Put Your Pride Aside and Let the Experts Make You Shine
Too many people in executive marketing positions feel that if they outsource their work, it somehow reflects on them poorly – it shows vulnerability or a lack of initiative. Never mind that executives in all industries rely on their employees to enact their plans. Never mind that a single person can only accomplish so much by him or herself. Never mind that executives are often selected for their roles within an organization based on their ability to lead, and not necessarily to execute. Rational or not, outsourcing tasks to others is something many executives simply can’t allow themselves to do.

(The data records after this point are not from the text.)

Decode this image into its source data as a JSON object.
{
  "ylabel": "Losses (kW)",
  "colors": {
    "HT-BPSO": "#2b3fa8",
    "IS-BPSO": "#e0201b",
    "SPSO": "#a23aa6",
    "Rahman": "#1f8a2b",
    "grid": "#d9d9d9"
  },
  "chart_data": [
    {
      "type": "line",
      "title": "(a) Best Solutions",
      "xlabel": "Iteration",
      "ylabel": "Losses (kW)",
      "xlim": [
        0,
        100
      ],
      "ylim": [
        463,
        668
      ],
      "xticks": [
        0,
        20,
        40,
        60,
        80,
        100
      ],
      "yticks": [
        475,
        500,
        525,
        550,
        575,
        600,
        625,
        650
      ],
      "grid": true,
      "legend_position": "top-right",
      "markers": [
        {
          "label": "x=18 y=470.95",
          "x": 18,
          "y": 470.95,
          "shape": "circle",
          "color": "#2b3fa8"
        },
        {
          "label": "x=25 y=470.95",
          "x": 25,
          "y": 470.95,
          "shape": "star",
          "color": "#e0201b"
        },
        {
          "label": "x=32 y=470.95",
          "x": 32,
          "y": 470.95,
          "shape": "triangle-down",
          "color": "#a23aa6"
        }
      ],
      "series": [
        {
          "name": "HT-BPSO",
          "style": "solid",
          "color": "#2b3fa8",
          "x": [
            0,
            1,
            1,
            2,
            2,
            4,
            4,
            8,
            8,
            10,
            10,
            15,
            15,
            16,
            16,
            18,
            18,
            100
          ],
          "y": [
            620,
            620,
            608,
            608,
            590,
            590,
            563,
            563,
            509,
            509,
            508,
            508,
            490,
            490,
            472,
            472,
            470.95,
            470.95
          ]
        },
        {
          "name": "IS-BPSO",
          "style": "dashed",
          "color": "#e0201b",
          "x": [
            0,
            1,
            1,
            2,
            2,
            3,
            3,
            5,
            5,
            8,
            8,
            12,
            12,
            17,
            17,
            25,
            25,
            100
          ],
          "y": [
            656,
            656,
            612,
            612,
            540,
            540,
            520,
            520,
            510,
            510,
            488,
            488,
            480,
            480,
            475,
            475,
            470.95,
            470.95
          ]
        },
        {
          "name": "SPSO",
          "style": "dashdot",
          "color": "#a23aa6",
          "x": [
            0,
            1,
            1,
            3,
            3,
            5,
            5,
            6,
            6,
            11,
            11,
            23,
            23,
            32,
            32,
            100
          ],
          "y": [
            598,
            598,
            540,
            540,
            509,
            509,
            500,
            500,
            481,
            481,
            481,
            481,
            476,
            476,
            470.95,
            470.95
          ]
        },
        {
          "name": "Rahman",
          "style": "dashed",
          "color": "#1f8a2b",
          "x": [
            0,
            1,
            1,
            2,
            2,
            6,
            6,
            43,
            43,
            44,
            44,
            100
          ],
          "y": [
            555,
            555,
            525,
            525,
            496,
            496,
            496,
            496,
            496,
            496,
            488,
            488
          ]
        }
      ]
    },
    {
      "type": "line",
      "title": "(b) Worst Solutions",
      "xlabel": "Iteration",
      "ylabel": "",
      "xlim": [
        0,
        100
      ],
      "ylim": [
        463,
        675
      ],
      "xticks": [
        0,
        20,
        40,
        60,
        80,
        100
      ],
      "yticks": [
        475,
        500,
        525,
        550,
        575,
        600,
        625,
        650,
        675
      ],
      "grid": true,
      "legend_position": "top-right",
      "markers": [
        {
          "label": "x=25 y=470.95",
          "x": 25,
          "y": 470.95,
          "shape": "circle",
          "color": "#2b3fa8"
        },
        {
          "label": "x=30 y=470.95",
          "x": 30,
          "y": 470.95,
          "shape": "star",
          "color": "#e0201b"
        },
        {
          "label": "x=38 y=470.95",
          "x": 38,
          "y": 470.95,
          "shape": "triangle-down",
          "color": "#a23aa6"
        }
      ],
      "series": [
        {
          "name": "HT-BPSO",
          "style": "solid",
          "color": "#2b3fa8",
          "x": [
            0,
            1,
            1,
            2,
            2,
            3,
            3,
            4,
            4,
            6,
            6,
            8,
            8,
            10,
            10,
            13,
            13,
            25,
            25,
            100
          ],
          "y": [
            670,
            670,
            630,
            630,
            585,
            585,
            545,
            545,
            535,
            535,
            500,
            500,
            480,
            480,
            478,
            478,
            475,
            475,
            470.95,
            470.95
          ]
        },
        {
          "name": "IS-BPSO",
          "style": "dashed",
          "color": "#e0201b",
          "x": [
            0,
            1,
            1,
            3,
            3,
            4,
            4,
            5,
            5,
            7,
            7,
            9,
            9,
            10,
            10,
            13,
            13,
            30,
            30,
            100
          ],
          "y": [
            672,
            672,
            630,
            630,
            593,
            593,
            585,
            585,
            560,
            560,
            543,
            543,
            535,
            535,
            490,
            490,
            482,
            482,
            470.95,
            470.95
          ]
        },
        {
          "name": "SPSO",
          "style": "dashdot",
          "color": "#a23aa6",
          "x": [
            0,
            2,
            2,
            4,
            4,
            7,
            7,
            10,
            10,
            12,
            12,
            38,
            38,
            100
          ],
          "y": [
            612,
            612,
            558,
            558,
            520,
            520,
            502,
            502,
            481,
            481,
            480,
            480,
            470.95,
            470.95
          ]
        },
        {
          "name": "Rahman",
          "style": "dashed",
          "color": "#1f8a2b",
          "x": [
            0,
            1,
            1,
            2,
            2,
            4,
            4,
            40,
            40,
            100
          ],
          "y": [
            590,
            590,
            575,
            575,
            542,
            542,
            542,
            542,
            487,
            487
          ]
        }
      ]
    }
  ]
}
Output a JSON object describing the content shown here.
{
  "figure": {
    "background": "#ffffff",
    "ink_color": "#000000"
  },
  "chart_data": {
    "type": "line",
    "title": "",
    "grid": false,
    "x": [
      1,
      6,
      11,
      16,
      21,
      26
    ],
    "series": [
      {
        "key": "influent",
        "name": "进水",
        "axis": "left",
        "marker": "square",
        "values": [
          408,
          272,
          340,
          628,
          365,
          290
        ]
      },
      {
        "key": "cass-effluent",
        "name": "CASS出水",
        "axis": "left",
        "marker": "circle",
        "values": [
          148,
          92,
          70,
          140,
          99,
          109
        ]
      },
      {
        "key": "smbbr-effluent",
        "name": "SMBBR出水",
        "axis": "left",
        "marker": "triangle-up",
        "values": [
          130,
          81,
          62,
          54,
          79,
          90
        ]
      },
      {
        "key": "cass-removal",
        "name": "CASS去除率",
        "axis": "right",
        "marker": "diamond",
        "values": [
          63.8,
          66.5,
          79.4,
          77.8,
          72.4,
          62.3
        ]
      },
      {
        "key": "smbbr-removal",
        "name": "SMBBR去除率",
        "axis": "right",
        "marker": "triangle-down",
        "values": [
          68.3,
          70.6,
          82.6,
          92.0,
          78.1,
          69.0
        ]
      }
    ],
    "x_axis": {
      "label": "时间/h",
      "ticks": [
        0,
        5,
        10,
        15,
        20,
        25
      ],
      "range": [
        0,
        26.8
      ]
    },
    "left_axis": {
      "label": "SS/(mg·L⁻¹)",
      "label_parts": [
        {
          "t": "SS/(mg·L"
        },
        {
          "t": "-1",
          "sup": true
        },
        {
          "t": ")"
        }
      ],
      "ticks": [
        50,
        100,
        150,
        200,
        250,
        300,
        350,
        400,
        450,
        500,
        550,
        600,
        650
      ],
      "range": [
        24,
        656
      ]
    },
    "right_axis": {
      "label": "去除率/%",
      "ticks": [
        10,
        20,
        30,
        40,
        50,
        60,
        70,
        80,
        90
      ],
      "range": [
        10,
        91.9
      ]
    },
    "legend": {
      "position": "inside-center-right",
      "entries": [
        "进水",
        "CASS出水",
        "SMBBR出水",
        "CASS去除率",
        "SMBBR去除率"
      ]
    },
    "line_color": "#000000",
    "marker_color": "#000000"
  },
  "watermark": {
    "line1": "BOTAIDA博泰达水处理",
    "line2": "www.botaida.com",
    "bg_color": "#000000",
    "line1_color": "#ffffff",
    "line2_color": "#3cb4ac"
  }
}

We’ll be blunt: such habits are detrimental to the individual and the company, and should be done away.
If you lead a team, department, or even a company in its marketing initiatives, then you know the importance of data. More specifically, you know the importance of objective data, free of bias. But where does such data come from? In all likelihood, the answer is not you. You run the ship, you don’t stoke the fires. Captains are not ensigns, and vice versa. It’s time you consider letting go of some of your responsibilities to those who are better equipped. Thankfully, you don’t have to be afraid – here’s why.
Why Third Parties Aren’t the Enemy
Employees, outside vendors, independent contractors and other individuals and organizations of similar stature have skills, experiences, expertise, and knowhow that you – as a Director of Marketing or Marketing Manager – do not. Why not leverage this expertise to your benefit and the benefit of your company?
Consider this: marketing managers seem to have no issues relying upon sales reports, lead generation, and other Sales-driven initiatives to conceptualize and enact their marketing plans. But the minute the idea is broached that an outside agency may be better suited to conduct an objective audit of a website or business plan, that same individual seems to take offense. As if doing so indicates he or she is unable to do their job effectively. That is not the case.
Soliciting a third party, like an agency or independent contractor, to conduct an SEO audit of your company’s website doesn’t make you look like a failure – it makes it look like you care. Make no mistake, third parties are not trying to take away your position; they are there to help you see what you may be unable to. Executives and managers are spread thin as is. The idea that rolling up their shirt sleeves and getting their hands dirty is good for the company may be courageous, but it’s outdated and inaccurate. That’s what the talent is for – the “hired guns,” so to speak. Having that second pair of eyes working on your behalf will, at the end of the day, make you look like a rock star, not a failure.
When your numbers start to increase because you’re able to enact plans based on objective, factual data – and not merely hunches or biased perspective – who will get credit? You will. This is your department, your initiative, and you are the manager. Leverage all the help that you can get.
Don’t Be Afraid of the Tools at Your Disposal
A third party agency can do things that you and your team can’t. Why? Because agencies have the luxury of specialization, whereas in-house teams by their nature tend to be generalists. An agency can employ a dedicated SEO analyst because that individual’s talents can be applied to multiple projects. For most companies, hiring such a position simply isn’t cost-beneficial, as there isn’t enough to do on a daily basis to justify the role. This is where agencies come in – they are tool boxes from which you can pick and choose the tools you need to get the job done. Why would you not take advantage of that?
What an SEO Audit Can Show You!
- 98% of SEO audits show that the Meta fields (title, Meta description, et al) need improvement.
- 99% of SEO audits reveal that the backend doesn’t match the front. Remember, Googlebots can’t see your site, only your code.
- 80% of SEO audits highlight on-page structure that is missing important variables.
- 85% of SEO audits find URLs that aren’t relevant (think DomainName.com/85r3957.html) or are over relevant (DomainName.com/redshoesmanhattannewyork.com — we call this having too much “SEO love”).
- 75% of SEO audits pinpoint that keyword research was either never done or never implemented (for example, “About Us” is great for your navigation, but lousy as a page title).